The Meadows Club was one of the first casinos to open in Las Vegas in the weeks after the Nevada legislature legalized casino gambling in March 1931, during the prohibition era. In its early years, the Meadows, with its live entertainment and fancy interior, was regarded as the finest casino in Las Vegas, and a forerunner of the modern casinos that followed in the 1940s.

The Cornero brothers Louis and Frank, both former bootleggers from Los Angeles, started building the Meadows in early 1931. Their brother Tony, himself an infamous rumrunner, was serving time in prison for illegal liquor sales in California.

Louis and Frank obtained a gambling license that April for two craps tables, two roulette tables, two blackjack tables, two poker tables, English hazard, faro and Big Six Wheel games, and five slot machines. 

The Meadows, named after the English translation of the Spanish "Las Vegas," debuted on Boulder Highway, near the convergences of Charleston Boulevard and Fremont Street, on May 2, 1931. While most other casino clubs in Las Vegas were small, saloon-like taverns, the Meadows was immediately considered the most attractive place in town, with its casino decorated in blue velour and cabaret for a house band and traveling musical acts. Tony had to wait until his release from prison in August to pay a visit. 

Louis and Frank spend a then-fortune $31,000 to build the Meadows and announced plans to add a fifty-room hotel, vowing to make it the state's "finest resort." They brought in a producer with experience earned in New York and Hollywood who presented a floorshow called the "Meadows Revue," with a band from Los Angeles known as the Meadow Larks. They hired a chef from Lost Angeles to opertate the casino's signature italian restaurant. 

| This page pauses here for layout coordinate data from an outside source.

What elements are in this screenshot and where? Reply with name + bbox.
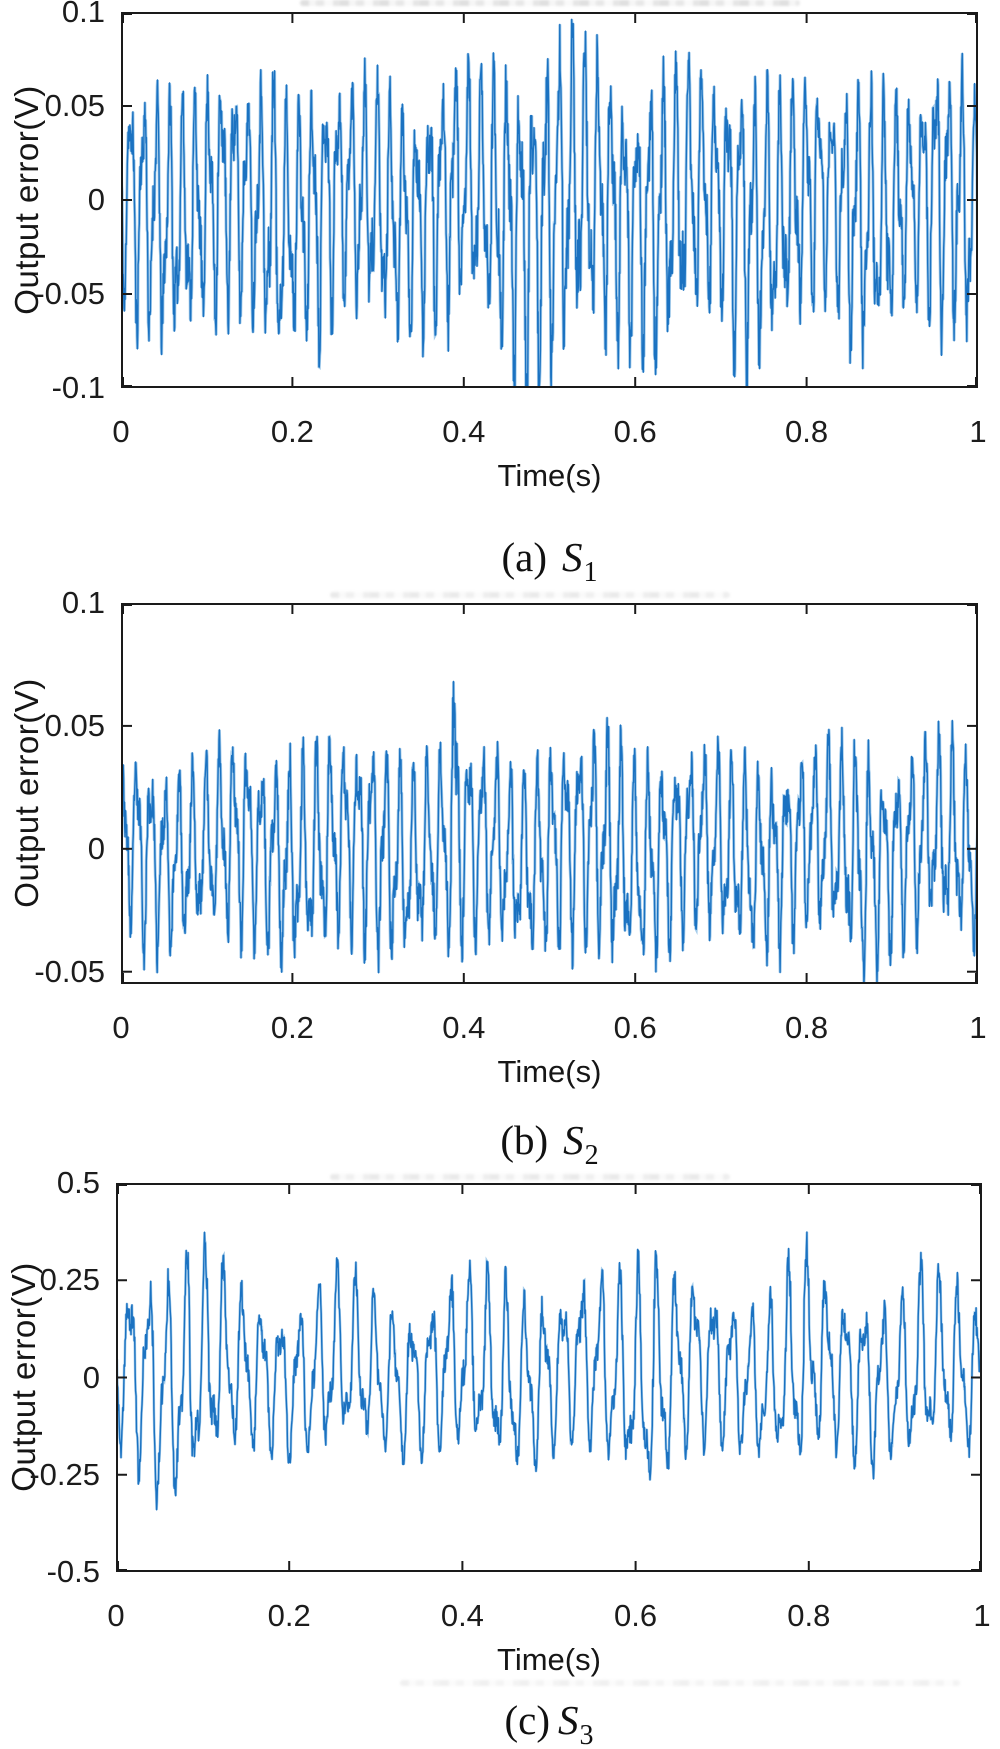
cropped-title-artifact-c <box>330 1174 730 1180</box>
x-tick-label: 0 <box>107 1598 125 1633</box>
x-tick-label: 0.2 <box>267 1598 311 1633</box>
x-tick-label: 0.4 <box>440 1598 484 1633</box>
plot-canvas <box>121 12 978 388</box>
y-tick-labels: 0.1 0.05 0 -0.05 <box>0 585 111 989</box>
y-axis-label: Output error(V) <box>8 85 45 315</box>
x-tick-labels: 0 0.2 0.4 0.6 0.8 1 <box>112 1010 986 1048</box>
x-tick-label: 0 <box>112 414 130 449</box>
plot-border <box>121 12 978 388</box>
x-tick-label: 0.2 <box>270 1010 314 1045</box>
y-tick-label: 0.05 <box>44 707 105 743</box>
subfigure-caption-b: (b) S2 <box>121 1116 978 1171</box>
signal-trace-halo <box>123 19 976 386</box>
x-tick-labels: 0 0.2 0.4 0.6 0.8 1 <box>112 414 986 452</box>
caption-symbol: S <box>562 534 583 580</box>
caption-symbol: S <box>558 1697 579 1743</box>
caption-subscript: 3 <box>579 1720 594 1749</box>
x-axis-label: Time(s) <box>497 458 602 493</box>
caption-prefix: (c) <box>504 1697 550 1743</box>
x-tick-label: 0.4 <box>442 1010 486 1045</box>
x-tick-label: 0 <box>112 1010 130 1045</box>
x-tick-label: 0.8 <box>785 1010 829 1045</box>
y-tick-label: 0.1 <box>61 585 105 620</box>
y-tick-label: -0.25 <box>29 1456 100 1492</box>
caption-subscript: 2 <box>584 1140 599 1171</box>
x-tick-label: 0.8 <box>787 1598 831 1633</box>
signal-trace-halo <box>118 1231 980 1510</box>
y-tick-label: -0.05 <box>34 953 105 989</box>
caption-subscript: 1 <box>583 557 598 588</box>
y-tick-label: 0.25 <box>39 1262 100 1298</box>
x-tick-label: 0.4 <box>442 414 486 449</box>
x-tick-label: 0.6 <box>613 1010 657 1045</box>
plot-area-s2 <box>121 603 978 984</box>
y-tick-label: -0.5 <box>46 1554 100 1589</box>
plot-border <box>121 603 978 984</box>
y-tick-label: -0.05 <box>34 276 105 311</box>
caption-symbol: S <box>563 1117 584 1163</box>
plot-canvas <box>121 603 978 984</box>
plot-area-s3 <box>116 1183 982 1572</box>
cropped-title-artifact-a <box>300 0 800 6</box>
x-tick-label: 0.2 <box>270 414 314 449</box>
x-tick-label: 0.6 <box>613 414 657 449</box>
signal-trace <box>118 1231 980 1511</box>
x-tick-label: 1 <box>969 414 987 449</box>
plot-border <box>116 1183 982 1572</box>
y-tick-label: 0.1 <box>61 0 105 29</box>
x-tick-label: 0.8 <box>785 414 829 449</box>
x-tick-label: 1 <box>969 1010 987 1045</box>
y-tick-label: 0 <box>87 830 105 866</box>
caption-prefix: (a) <box>501 534 547 580</box>
x-axis-label: Time(s) <box>497 1642 601 1677</box>
y-tick-label: -0.1 <box>51 370 105 405</box>
y-tick-labels: 0.1 0.05 0 -0.05 -0.1 <box>0 0 111 405</box>
cropped-text-artifact-c2 <box>400 1680 960 1686</box>
y-tick-label: 0 <box>87 182 105 217</box>
y-tick-labels: 0.5 0.25 0 -0.25 -0.5 <box>0 1165 106 1589</box>
plot-area-s1 <box>121 12 978 388</box>
y-axis-label: Output error(V) <box>5 1262 42 1492</box>
x-tick-label: 0.6 <box>614 1598 658 1633</box>
y-tick-label: 0.05 <box>44 88 105 123</box>
signal-trace-halo <box>123 681 976 982</box>
cropped-title-artifact-b <box>330 592 730 598</box>
signal-trace <box>123 680 976 982</box>
caption-prefix: (b) <box>500 1117 549 1163</box>
y-tick-label: 0.5 <box>56 1165 100 1200</box>
y-tick-label: 0 <box>82 1359 100 1395</box>
plot-canvas <box>116 1183 982 1572</box>
y-axis-label: Output error(V) <box>8 678 45 908</box>
x-tick-labels: 0 0.2 0.4 0.6 0.8 1 <box>107 1598 990 1636</box>
signal-trace <box>123 18 976 386</box>
x-axis-label: Time(s) <box>497 1054 602 1089</box>
subfigure-caption-c: (c) S3 <box>116 1696 982 1749</box>
subfigure-caption-a: (a) S1 <box>121 533 978 588</box>
x-tick-label: 1 <box>973 1598 991 1633</box>
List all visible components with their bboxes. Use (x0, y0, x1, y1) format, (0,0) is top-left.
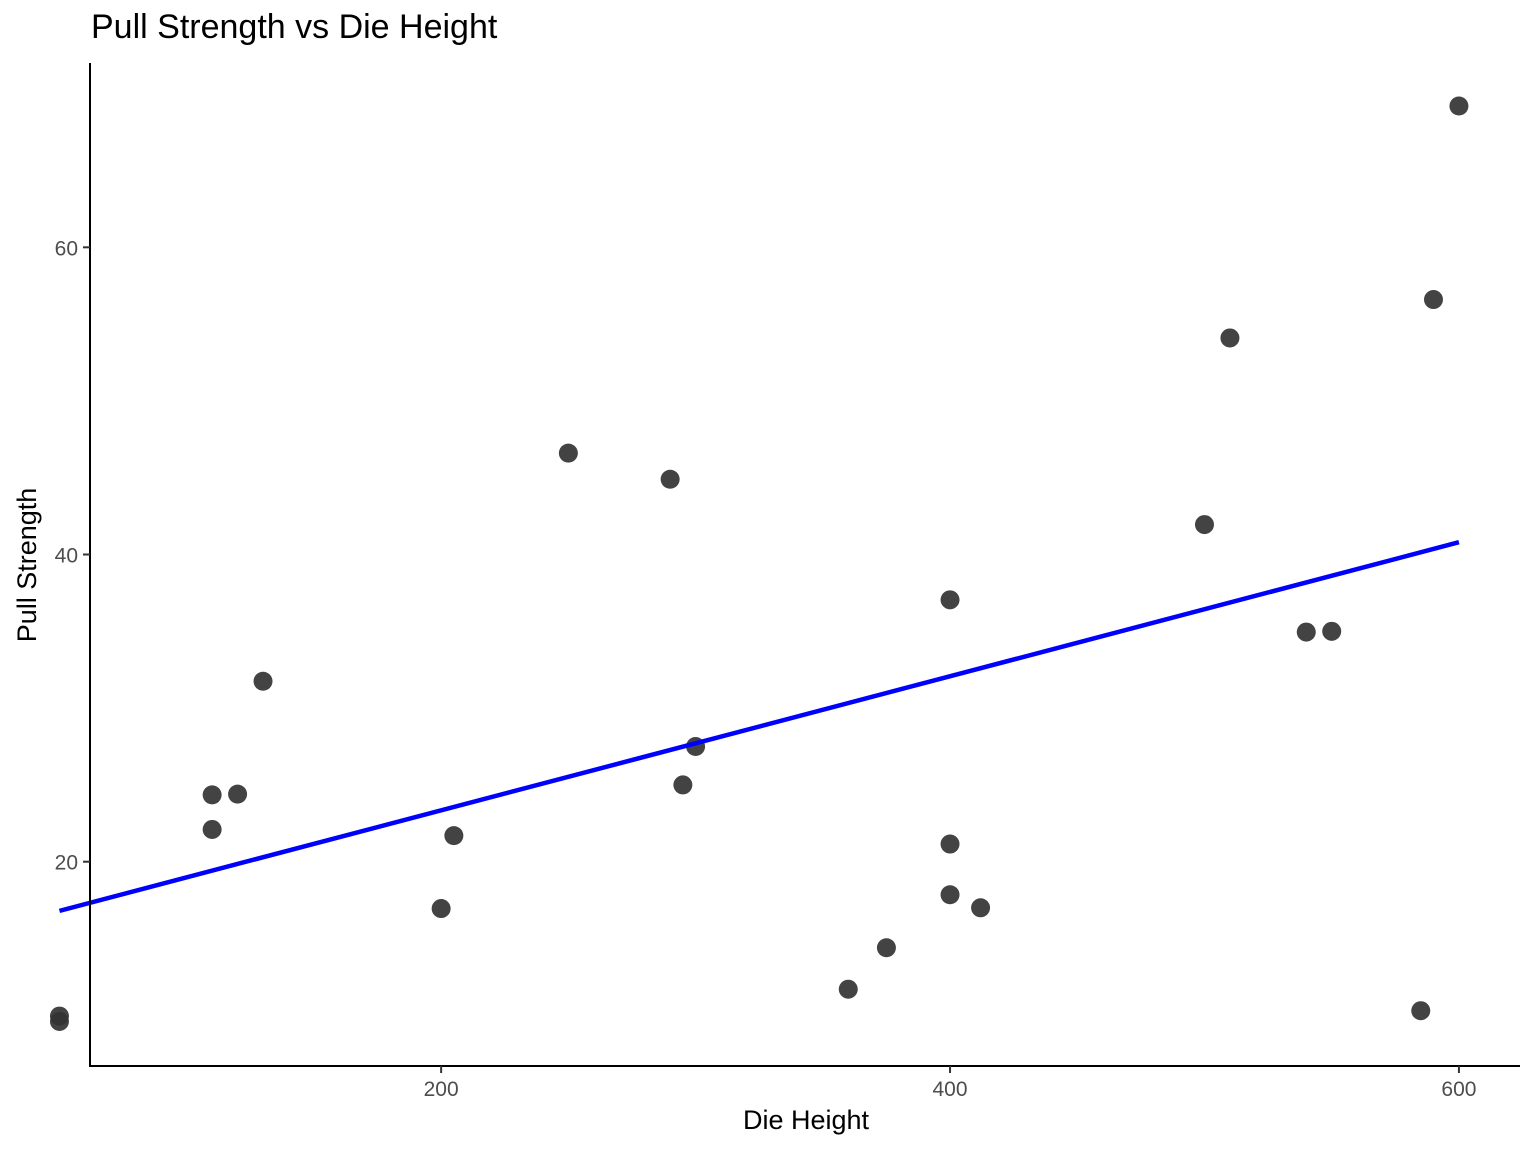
y-axis-title: Pull Strength (12, 488, 42, 643)
data-point-20 (1220, 328, 1240, 348)
data-point-13 (838, 979, 858, 999)
data-point-11 (673, 775, 693, 795)
data-point-22 (1322, 621, 1342, 641)
data-point-5 (228, 784, 248, 804)
x-tick-label-600: 600 (1441, 1078, 1476, 1101)
data-point-25 (1449, 96, 1469, 116)
data-point-2 (49, 1011, 69, 1031)
y-tick-label-20: 20 (55, 852, 78, 875)
points-layer (49, 96, 1469, 1031)
data-point-7 (431, 899, 451, 919)
chart-title: Pull Strength vs Die Height (91, 8, 498, 46)
data-point-24 (1423, 290, 1443, 310)
data-point-14 (876, 938, 896, 958)
fit-line (58, 540, 1460, 914)
data-point-4 (202, 819, 222, 839)
data-point-8 (444, 826, 464, 846)
data-point-9 (558, 443, 578, 463)
data-point-19 (1194, 515, 1214, 535)
fit-layer (58, 540, 1460, 914)
x-tick-label-400: 400 (933, 1078, 968, 1101)
data-point-21 (1296, 622, 1316, 642)
data-point-17 (940, 885, 960, 905)
data-point-18 (971, 898, 991, 918)
x-tick-label-200: 200 (424, 1078, 459, 1101)
y-tick-label-60: 60 (55, 237, 78, 260)
x-axis-title: Die Height (743, 1105, 870, 1135)
data-point-15 (940, 590, 960, 610)
data-point-10 (660, 469, 680, 489)
ticks-layer: 200 400 600 20 40 60 (55, 237, 1477, 1101)
y-tick-label-40: 40 (55, 545, 78, 568)
data-point-6 (253, 671, 273, 691)
data-point-3 (202, 785, 222, 805)
data-point-23 (1411, 1001, 1431, 1021)
data-point-16 (940, 834, 960, 854)
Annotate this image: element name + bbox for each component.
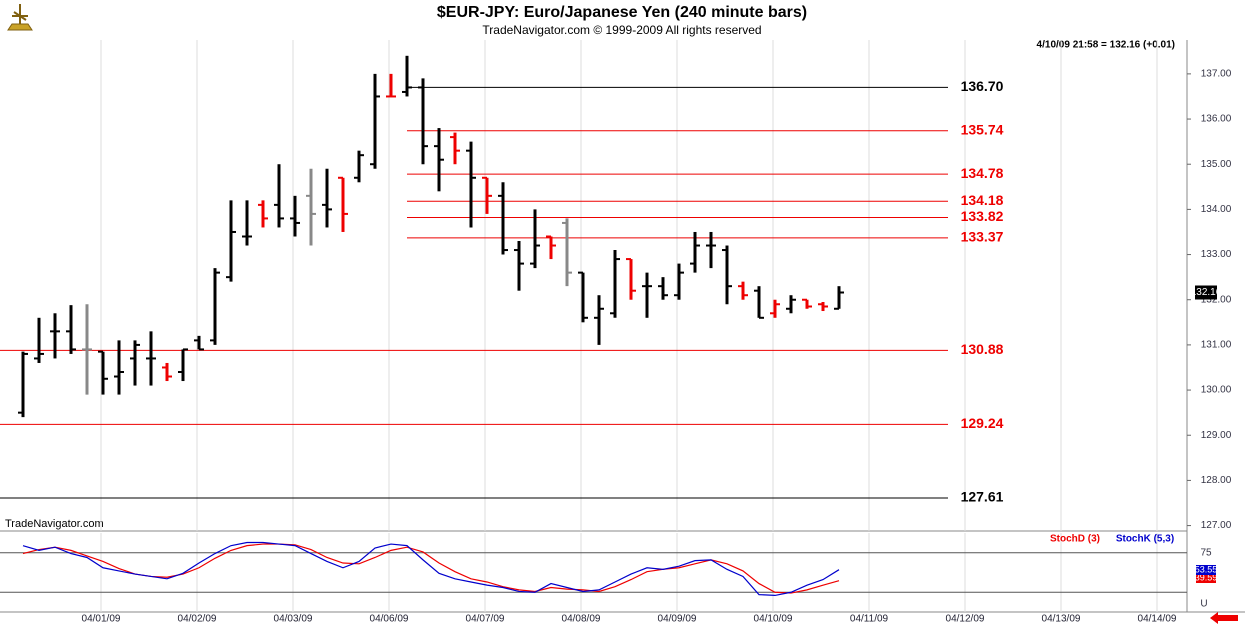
legend-label: StochK (5,3) <box>1116 534 1174 545</box>
level-label: 129.24 <box>961 415 1004 431</box>
level-label: 134.78 <box>961 165 1004 181</box>
y-tick-label: 75 <box>1200 547 1212 558</box>
x-tick-label: 04/11/09 <box>850 614 889 625</box>
level-label: 135.74 <box>961 121 1004 137</box>
x-tick-label: 04/14/09 <box>1138 614 1177 625</box>
y-tick-label: 129.00 <box>1201 430 1232 441</box>
quote: 4/10/09 21:58 = 132.16 (+0.01) <box>1037 40 1175 51</box>
axis-marker: U <box>1200 599 1207 610</box>
y-tick-label: 137.00 <box>1201 69 1232 80</box>
chart-title: $EUR-JPY: Euro/Japanese Yen (240 minute … <box>437 4 807 21</box>
y-tick-label: 133.00 <box>1201 249 1232 260</box>
x-tick-label: 04/08/09 <box>562 614 601 625</box>
last-value-box <box>1196 573 1216 583</box>
watermark: TradeNavigator.com <box>5 518 104 530</box>
y-tick-label: 135.00 <box>1201 159 1232 170</box>
y-tick-label: 134.00 <box>1201 204 1232 215</box>
last-value-box <box>1196 565 1216 575</box>
y-tick-label: 132.00 <box>1201 294 1232 305</box>
y-tick-label: 130.00 <box>1201 385 1232 396</box>
x-tick-label: 04/13/09 <box>1042 614 1081 625</box>
level-label: 133.82 <box>961 208 1004 224</box>
y-tick-label: 127.00 <box>1201 520 1232 531</box>
stoch-line <box>22 541 840 597</box>
x-tick-label: 04/10/09 <box>754 614 793 625</box>
y-tick-label: 136.00 <box>1201 114 1232 125</box>
chart-subtitle: TradeNavigator.com © 1999-2009 All right… <box>482 23 761 37</box>
last-value-label: 53.55 <box>1195 564 1218 574</box>
stoch-line <box>22 543 840 594</box>
scroll-arrow[interactable] <box>1210 612 1238 624</box>
level-label: 136.70 <box>961 78 1004 94</box>
last-price-label: 132.16 <box>1191 287 1222 298</box>
level-label: 130.88 <box>961 341 1004 357</box>
x-tick-label: 04/12/09 <box>946 614 985 625</box>
level-label: 133.37 <box>961 229 1004 245</box>
last-value-label: 39.59 <box>1195 572 1218 582</box>
x-tick-label: 04/09/09 <box>658 614 697 625</box>
x-tick-label: 04/02/09 <box>178 614 217 625</box>
x-tick-label: 04/06/09 <box>370 614 409 625</box>
level-label: 134.18 <box>961 192 1004 208</box>
y-tick-label: 128.00 <box>1201 475 1232 486</box>
logo <box>7 4 33 31</box>
last-price-box <box>1195 285 1217 300</box>
x-tick-label: 04/03/09 <box>274 614 313 625</box>
x-tick-label: 04/01/09 <box>82 614 121 625</box>
legend-label: StochD (3) <box>1050 534 1100 545</box>
x-tick-label: 04/07/09 <box>466 614 505 625</box>
y-tick-label: 131.00 <box>1201 340 1232 351</box>
level-label: 127.61 <box>961 489 1004 505</box>
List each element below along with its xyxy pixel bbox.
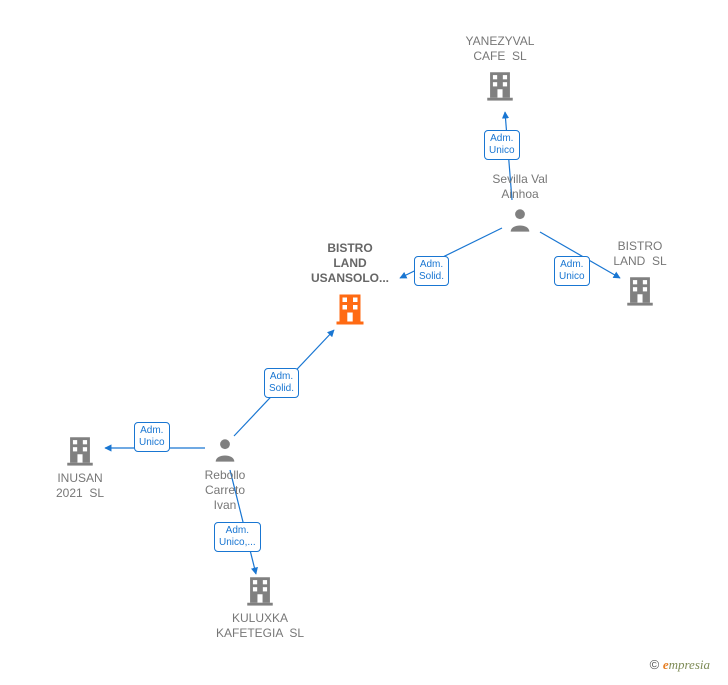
edge-label-sevilla-yanezyval: Adm. Unico xyxy=(484,130,520,160)
brand-rest: mpresia xyxy=(669,657,710,672)
node-label-bistro_land: BISTRO LAND SL xyxy=(580,239,700,269)
person-icon[interactable] xyxy=(211,436,239,469)
edge-label-rebollo-bistro_us: Adm. Solid. xyxy=(264,368,299,398)
node-label-rebollo: Rebollo Carreto Ivan xyxy=(165,468,285,513)
copyright: © empresia xyxy=(650,657,710,673)
node-label-inusan: INUSAN 2021 SL xyxy=(20,471,140,501)
node-label-bistro_us: BISTRO LAND USANSOLO... xyxy=(290,241,410,286)
edge-label-rebollo-inusan: Adm. Unico xyxy=(134,422,170,452)
building-icon[interactable] xyxy=(243,573,277,612)
diagram-edges xyxy=(0,0,728,685)
copyright-symbol: © xyxy=(650,657,660,672)
building-icon[interactable] xyxy=(63,433,97,472)
node-label-sevilla: Sevilla Val Ainhoa xyxy=(460,172,580,202)
node-label-yanezyval: YANEZYVAL CAFE SL xyxy=(440,34,560,64)
node-label-kuluxka: KULUXKA KAFETEGIA SL xyxy=(200,611,320,641)
person-icon[interactable] xyxy=(506,206,534,239)
building-icon[interactable] xyxy=(483,68,517,107)
building-icon[interactable] xyxy=(332,290,368,331)
building-icon[interactable] xyxy=(623,273,657,312)
edge-label-sevilla-bistro_land: Adm. Unico xyxy=(554,256,590,286)
edge-label-rebollo-kuluxka: Adm. Unico,... xyxy=(214,522,261,552)
edge-label-sevilla-bistro_us: Adm. Solid. xyxy=(414,256,449,286)
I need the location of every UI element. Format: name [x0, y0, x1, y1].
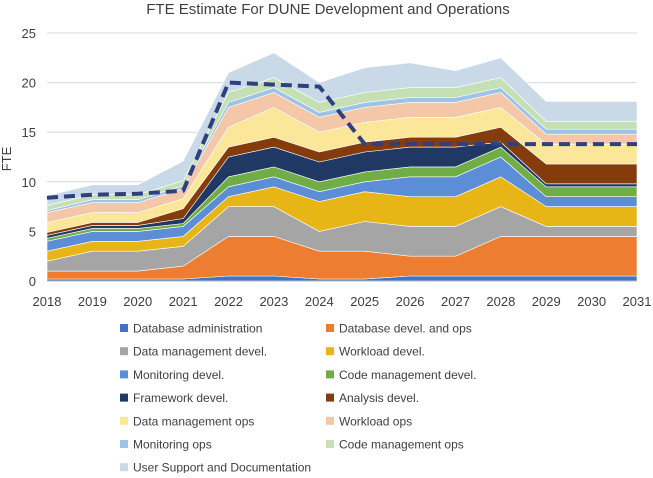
- legend-label: Workload devel.: [339, 345, 425, 359]
- x-tick-label: 2029: [532, 294, 561, 309]
- legend-swatch: [326, 416, 334, 425]
- legend: Database administration Database devel. a…: [120, 322, 476, 475]
- x-tick-label: 2020: [123, 294, 152, 309]
- y-tick-label: 20: [22, 76, 36, 91]
- legend-swatch: [326, 324, 334, 332]
- legend-label: User Support and Documentation: [133, 461, 311, 473]
- x-tick-label: 2031: [623, 294, 652, 309]
- legend-label: Monitoring devel.: [133, 368, 224, 382]
- legend-label: Database devel. and ops: [339, 322, 472, 336]
- y-axis-label: FTE: [0, 146, 14, 171]
- legend-swatch: [120, 347, 128, 356]
- x-tick-label: 2021: [169, 294, 198, 309]
- x-tick-label: 2024: [305, 294, 334, 309]
- x-tick-label: 2026: [396, 294, 425, 309]
- legend-label: Framework devel.: [133, 391, 228, 405]
- legend-item: Workload devel.: [326, 345, 425, 359]
- legend-swatch: [120, 393, 128, 402]
- x-tick-label: 2030: [577, 294, 606, 309]
- legend-item: Code management ops: [326, 438, 464, 452]
- x-tick-label: 2025: [350, 294, 379, 309]
- legend-item: Workload ops: [326, 414, 412, 428]
- legend-label: Data management devel.: [133, 345, 267, 359]
- legend-item: User Support and Documentation: [120, 461, 311, 475]
- legend-item: Monitoring ops: [120, 438, 212, 452]
- overlay-dashed-line: [46, 80, 637, 200]
- legend-swatch: [326, 393, 334, 402]
- x-tick-label: 2027: [441, 294, 470, 309]
- x-tick-label: 2028: [486, 294, 515, 309]
- legend-swatch: [326, 440, 334, 448]
- legend-item: Database administration: [120, 322, 262, 336]
- legend-item: Analysis devel.: [326, 391, 419, 405]
- y-tick-label: 0: [29, 274, 36, 289]
- legend-item: Framework devel.: [120, 391, 228, 405]
- x-tick-label: 2023: [259, 294, 288, 309]
- legend-label: Analysis devel.: [339, 391, 419, 405]
- legend-label: Data management ops: [133, 414, 254, 428]
- legend-item: Data management ops: [120, 414, 254, 428]
- legend-swatch: [120, 370, 128, 379]
- legend-label: Code management ops: [339, 438, 464, 452]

The brothers had decided to locate the club on the newly paved Boulder Highway, which was the main route into Las Vegas taken by workers from the Boulder Dam (now Hoover Dam) project at the Nevada-Arizona border. The club became a popular lunch and evening hangout for the city's dignitaries, such as Las Vegas Mayor Fred Hesse and his wife, Patricia, and its well-to-do citizens. It was the town's best nightclub, where men and women would dress in their best clothes.

The club's concert stage features performers such as the Gumm Sisters, with a young girl names Frances Gumm, later known as Judy Garland. 

Louis, the project's general manager, oversaw construction of a small, single-story hotel beside the casino. But that September, a fire broke out in the boiler room near the kitchen, and the casion, their biggest moneymaker, burned to the ground. The hotel remained open, but the Corneros could not stay in business. They sold the property in 1935 to Dave Stearns, his brother Sam Stearns, and Larry Potter.

The new owners reopened the casino club later that year, but soon ran into trouble. The county had placed restrictions on female dancers in all licensed casinos that served alcohol. In November 1935, Clark County District Attorney Roger T. Foley claimed the club had ignored his warnings about permitting a woman to perform a "Fan Dance" (dancing nude or partially clothed under large feathered fans) in an "indecent manner."

In a compromise with county officials that prevented the Meadows from losing its license, Sam Stearns agreed to make changes the county wanted, and operate the casino himself.

But the Meadows never regained its early popularity. Under different ownership, it declined, operating only as a hotel. The hotel evolved into a notorious place frequented by prostitutes. It was finally closed down for good in 1942, as a local nuisance, in recognition of the growing presence of the military in Las Vegas at the start of World War II.